Moscovici a déclaré « excessif » le projet de taxe financière.

Dominique Plihon  • 25 juillet 2013 abonné·es

S’appuyant sur une directive de la Commission, un groupe de onze pays européens a décidé d’introduire la taxation des transactions financières (TTF) par la méthode de la coopération renforcée. Le projet de la Commission n’est certes pas parfait, mais il constitue un pas important et remporte le soutien de la société civile. Pendant sa campagne électorale, François Hollande s’était énergiquement prononcé en faveur de la TTF. Mais les banquiers sont passés à la contre-offensive. Goldman Sachs a déclaré la TTF « contre-productive ». Le Medef et la Fédération bancaire française affirment, eux, que la TTF sera « destructrice de richesse ».

Sous la pression des lobbies, la France fait machine arrière et rallie le camp des adversaires de la TTF. Lors de la dernière réunion du groupe de travail des onze pays, le 22 mai, Bercy a proposé de modifier le projet de la Commission sur des points essentiels, le réduisant à néant : exonération quasi-totale des transactions sur produits dérivés ainsi que sur les « repos [^2] » ; taxation des opérations après compensation, ce qui élimine la taxation du « trading à haute fréquence » ; taxation des seuls vendeurs, ce qui réduit encore de moitié les recettes fiscales attendues. Devant un parterre de banquiers, Pierre Moscovici confirme, le 12 juillet, le recul de la France en déclarant « excessif » le projet de la Commission. Un mois auparavant, le 15 juin, nous avions vécu le même scénario avec le vote de la loi de séparation et de régulation des activités bancaires. Alors que la séparation des activités de banque de détail et de banque d’investissement faisait partie des promesses de François Hollande (engagement n° 7), le gouvernement a fait voter une loi dont les dispositions ont été largement dictées par le patronat bancaire et dont le dirigeant de la Société générale a lui-même déclaré qu’elles affecteront moins de 5 % de l’activité de son établissement. De ces deux reculs spectaculaires du gouvernement Hollande-Ayrault face au pouvoir de la finance, trois conclusions s’imposent.

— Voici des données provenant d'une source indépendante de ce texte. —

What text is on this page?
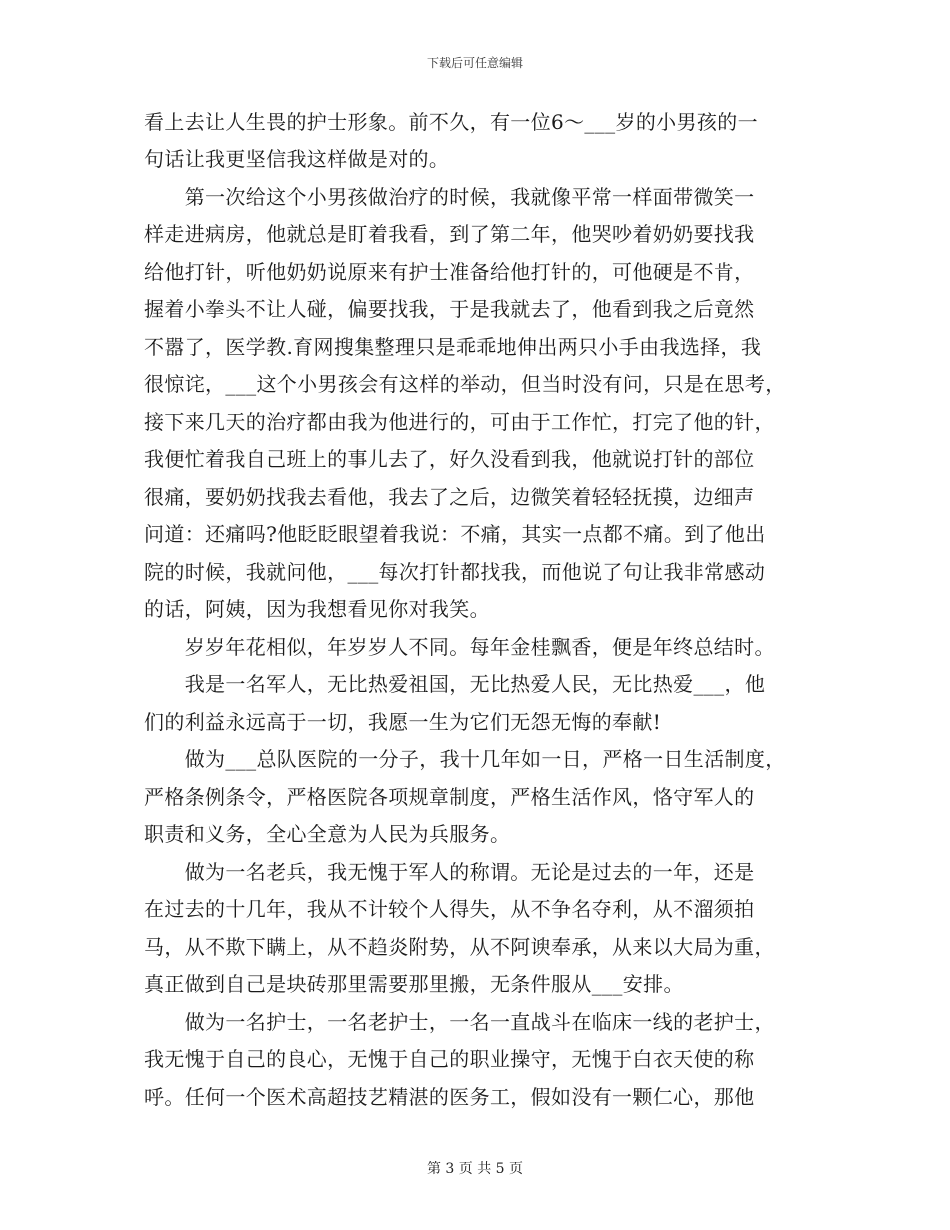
下载后可任意编辑
看上去让人生畏的护士形象。前不久，有一位6～___岁的小男孩的一
句话让我更坚信我这样做是对的。
　　第一次给这个小男孩做治疗的时候，我就像平常一样面带微笑一
样走进病房，他就总是盯着我看，到了第二年，他哭吵着奶奶要找我
给他打针，听他奶奶说原来有护士准备给他打针的，可他硬是不肯，
握着小拳头不让人碰，偏要找我，于是我就去了，他看到我之后竟然
不嚣了，医学教.育网搜集整理只是乖乖地伸出两只小手由我选择，我
很惊诧，___这个小男孩会有这样的举动，但当时没有问，只是在思考，
接下来几天的治疗都由我为他进行的，可由于工作忙，打完了他的针，
我便忙着我自己班上的事儿去了，好久没看到我，他就说打针的部位
很痛，要奶奶找我去看他，我去了之后，边微笑着轻轻抚摸，边细声
问道：还痛吗?他眨眨眼望着我说：不痛，其实一点都不痛。到了他出
院的时候，我就问他，___每次打针都找我，而他说了句让我非常感动
的话，阿姨，因为我想看见你对我笑。
　　岁岁年花相似，年岁岁人不同。每年金桂飘香，便是年终总结时。
　　我是一名军人，无比热爱祖国，无比热爱人民，无比热爱___，他
们的利益永远高于一切，我愿一生为它们无怨无悔的奉献!
　　做为___总队医院的一分子，我十几年如一日，严格一日生活制度，
严格条例条令，严格医院各项规章制度，严格生活作风，恪守军人的
职责和义务，全心全意为人民为兵服务。
　　做为一名老兵，我无愧于军人的称谓。无论是过去的一年，还是
在过去的十几年，我从不计较个人得失，从不争名夺利，从不溜须拍
马，从不欺下瞒上，从不趋炎附势，从不阿谀奉承，从来以大局为重，
真正做到自己是块砖那里需要那里搬，无条件服从___安排。
　　做为一名护士，一名老护士，一名一直战斗在临床一线的老护士，
我无愧于自己的良心，无愧于自己的职业操守，无愧于白衣天使的称
呼。任何一个医术高超技艺精湛的医务工，假如没有一颗仁心，那他
第 3 页 共 5 页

Tout d’abord, la force de frappe des lobbies bancaires est considérable en France, comme ailleurs, car elle parvient à réduire de façon significative la portée des réformes pourtant promises aux électeurs. Ensuite, il existe une étroite collusion, et une grande consanguinité, entre les responsables politiques, la haute administration de Bercy et les élites financières. Ces décideurs sont diplômés des mêmes grandes écoles. Le projet des hauts fonctionnaires de Bercy est de rejoindre les rangs de ceux qu’ils sont supposés réguler… Il faudrait interdire à ces derniers d’exercer dans la banque pendant dix ans après leur sortie de Bercy.

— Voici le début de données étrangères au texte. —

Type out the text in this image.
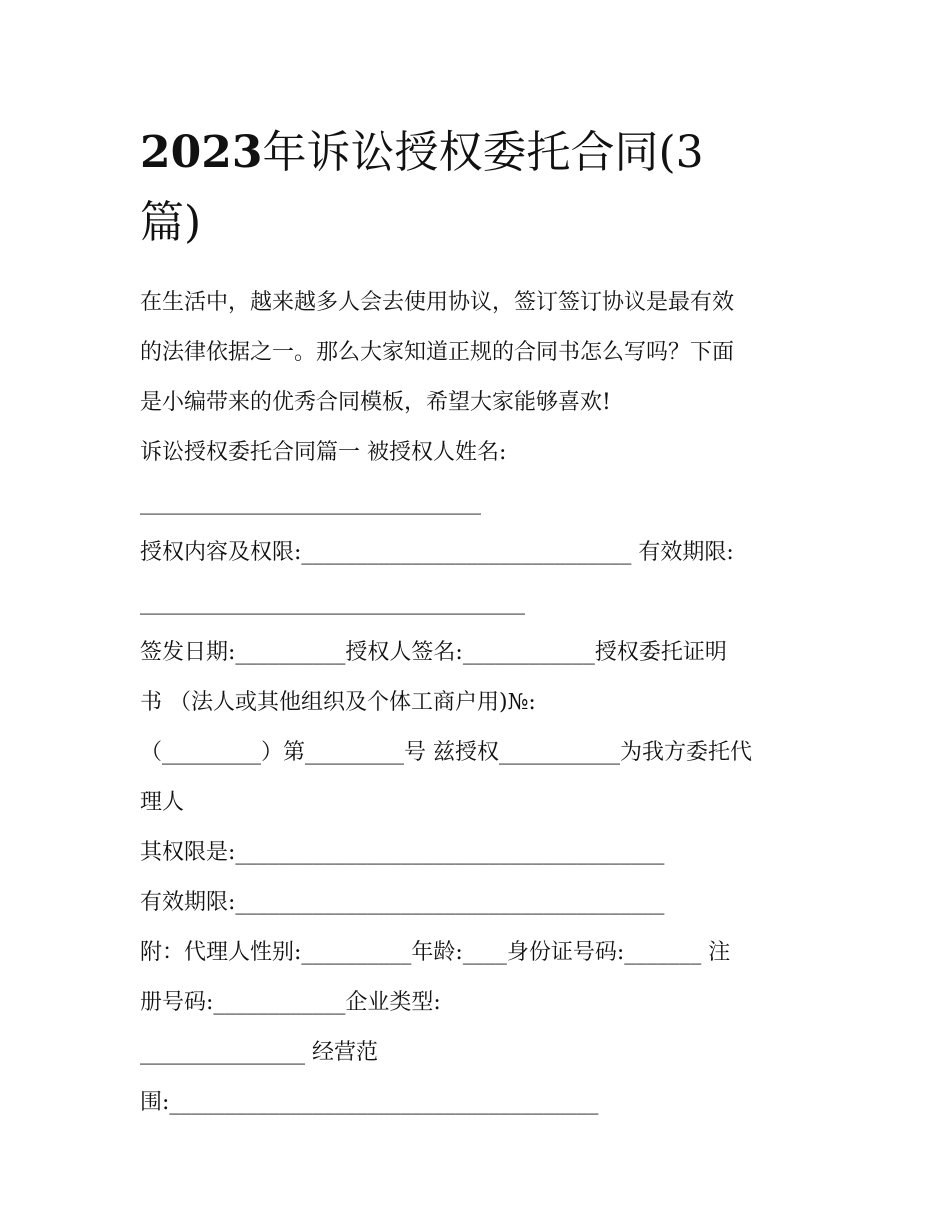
2023年诉讼授权委托合同(3
篇)
在生活中，越来越多人会去使用协议，签订签订协议是最有效
的法律依据之一。那么大家知道正规的合同书怎么写吗？下面
是小编带来的优秀合同模板，希望大家能够喜欢!
诉讼授权委托合同篇一 被授权人姓名:
_______________________________
授权内容及权限:______________________________ 有效期限:
___________________________________
签发日期:__________授权人签名:____________授权委托证明
书 （法人或其他组织及个体工商户用)№:
（_________）第_________号 兹授权___________为我方委托代
理人
其权限是:_______________________________________
有效期限:_______________________________________
附：代理人性别:__________年龄:____身份证号码:_______ 注
册号码:____________企业类型:
_______________ 经营范
围:_______________________________________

Enfin, face au « mur de l’argent », la société civile est la seule force exerçant le rôle de contre-pouvoir que les grands partis politiques et les élus ne remplissent pas, comme l’ont montré la piteuse discussion de la loi bancaire au Parlement et le silence assourdissant des élus après le recul du gouvernement sur la TTF. Les moyens dont disposent Attac, le CCFD, Finance Watch… sont faibles par rapport à ceux du lobby bancaire. Mais le modeste David n’a-t-il pas fini par triompher d’un Goliath arrogant et finalement vulnérable ? 

[^2]: Prêts de très court terme entre banques.